I’m running one of the University of Manchester School of Arts, Languages and Cultures (SALC)’s Undergraduate Scholars Programme in 2021. The programme is designed to help curious and advanced undergraduate students conduct actual research and enhance their skills and employability. The project I have proposed is about creating and analysing spoken corpora. Here is the abstract:
HOW TO CONDUCT CORPUS-BASED RESEARCH ON SPOKEN LANGUAGE
Studying the language of written texts is relatively straight-forward: Collect lots of texts, look for the linguistic expressions you are interested in, and investigate your results. The study of spoken language, however, is a whole different animal. First, speech does not come in objective categories, but must be transcribed. This is not a trivial task but requires some theory and great effort. Secondly, there are many aspects of language that are exclusive to the spoken mode, such as certain errors or fillers (think of all the uhms and you knows). Such difficulties must be treated carefully within an explicit framework. Thirdly, the processes in uttering spoken words are multi-faceted and complex, involving factors such as attention to speech (you speak differently when you read or talk to others), speech participants, dialect, and much more.
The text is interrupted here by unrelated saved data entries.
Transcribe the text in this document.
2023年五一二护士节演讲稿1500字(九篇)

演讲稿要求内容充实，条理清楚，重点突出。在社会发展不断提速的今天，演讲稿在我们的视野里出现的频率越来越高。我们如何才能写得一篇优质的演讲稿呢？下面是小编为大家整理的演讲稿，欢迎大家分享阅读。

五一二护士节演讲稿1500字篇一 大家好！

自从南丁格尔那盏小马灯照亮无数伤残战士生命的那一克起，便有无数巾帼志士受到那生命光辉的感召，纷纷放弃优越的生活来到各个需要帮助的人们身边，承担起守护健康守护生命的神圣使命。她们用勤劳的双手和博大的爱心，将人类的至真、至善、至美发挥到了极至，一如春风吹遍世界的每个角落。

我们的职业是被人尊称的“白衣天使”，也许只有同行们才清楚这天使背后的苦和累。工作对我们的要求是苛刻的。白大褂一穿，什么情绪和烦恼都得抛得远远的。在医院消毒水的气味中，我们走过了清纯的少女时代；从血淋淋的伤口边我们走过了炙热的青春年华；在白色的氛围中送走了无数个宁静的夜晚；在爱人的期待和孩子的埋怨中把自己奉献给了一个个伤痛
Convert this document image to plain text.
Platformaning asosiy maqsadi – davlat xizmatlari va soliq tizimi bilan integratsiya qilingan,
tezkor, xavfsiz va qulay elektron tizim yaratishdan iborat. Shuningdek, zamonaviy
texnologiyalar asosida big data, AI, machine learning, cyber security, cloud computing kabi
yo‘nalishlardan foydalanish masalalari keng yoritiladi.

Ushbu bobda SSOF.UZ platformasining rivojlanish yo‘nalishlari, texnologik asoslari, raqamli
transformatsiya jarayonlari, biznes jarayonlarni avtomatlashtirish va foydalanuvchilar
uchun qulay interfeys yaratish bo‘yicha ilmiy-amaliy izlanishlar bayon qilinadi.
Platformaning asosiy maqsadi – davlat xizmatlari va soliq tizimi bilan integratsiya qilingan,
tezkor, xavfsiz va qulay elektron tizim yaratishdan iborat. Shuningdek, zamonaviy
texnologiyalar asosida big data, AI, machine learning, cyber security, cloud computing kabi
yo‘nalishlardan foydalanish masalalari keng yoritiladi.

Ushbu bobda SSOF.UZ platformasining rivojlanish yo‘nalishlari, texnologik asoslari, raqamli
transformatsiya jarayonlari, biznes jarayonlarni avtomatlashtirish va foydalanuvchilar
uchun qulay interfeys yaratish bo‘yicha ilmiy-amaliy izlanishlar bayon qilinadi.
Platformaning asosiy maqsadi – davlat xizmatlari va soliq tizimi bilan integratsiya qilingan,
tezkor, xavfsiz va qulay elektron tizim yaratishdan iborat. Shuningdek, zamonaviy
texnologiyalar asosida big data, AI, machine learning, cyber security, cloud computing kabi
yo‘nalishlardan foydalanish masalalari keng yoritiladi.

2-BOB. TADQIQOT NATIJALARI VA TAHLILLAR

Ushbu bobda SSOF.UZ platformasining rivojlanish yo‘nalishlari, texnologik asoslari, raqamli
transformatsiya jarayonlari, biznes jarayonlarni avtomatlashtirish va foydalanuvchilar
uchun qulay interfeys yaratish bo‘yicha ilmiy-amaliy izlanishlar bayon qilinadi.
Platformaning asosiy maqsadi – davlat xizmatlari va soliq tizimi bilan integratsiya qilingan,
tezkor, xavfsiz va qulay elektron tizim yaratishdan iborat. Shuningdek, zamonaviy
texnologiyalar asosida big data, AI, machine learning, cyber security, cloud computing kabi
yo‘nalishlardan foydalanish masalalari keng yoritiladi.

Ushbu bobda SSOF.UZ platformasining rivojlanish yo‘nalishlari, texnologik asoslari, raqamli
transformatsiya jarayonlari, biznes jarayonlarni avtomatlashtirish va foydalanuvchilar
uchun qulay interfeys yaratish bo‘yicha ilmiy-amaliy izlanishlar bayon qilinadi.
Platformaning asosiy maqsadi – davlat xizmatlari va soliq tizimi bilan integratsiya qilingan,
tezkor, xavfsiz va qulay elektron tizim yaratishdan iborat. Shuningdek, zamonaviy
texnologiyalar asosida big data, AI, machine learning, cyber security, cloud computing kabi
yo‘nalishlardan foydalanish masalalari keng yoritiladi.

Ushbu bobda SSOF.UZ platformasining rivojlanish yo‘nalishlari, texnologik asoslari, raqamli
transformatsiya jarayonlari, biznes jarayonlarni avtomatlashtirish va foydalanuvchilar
In this Undergraduate Scholars Research Programme, students learn how to deal with all of these difficulties and how to analyse spoken language professionally and competently.
Specifically, students will become familiar with …
(1) … the relevance of theoretical transcription guidelines, involving issues such as time stamps, tokenization, disfluencies and spelling conventions,
(2) … the state-of-the-art “tier transcription system”, with different levels for speakers, extralinguistic noises, comments, etc., associated software, as well as text and audio formats,
(3) … ways to find speech samples from public sources,
(4) … the importance of proper documentation of a speaker, including dialect, age, social, individual and situational variables,
(5) … basic analysis techniques in the study of linguistic features that are predominantly found in speech (e.g., quotative ‘be like’, I was like, “Yeah, definitely.”, the ‘is is’ construction, But the reality is is nobody knows the answer, or the use of emphatic ‘literally’, I literally couldn’t open my mouth.).
Each student will contribute two transcriptions of 5 minutes and 25 minutes of speech, resulting in the main outcome of this project – a professional, publicly accessible corpus of high-quality transcripts.
Three students have been accepted for this project. I’m looking forward to meeting them and working on the corpus. The start date is 10 February 2021. More info to follow.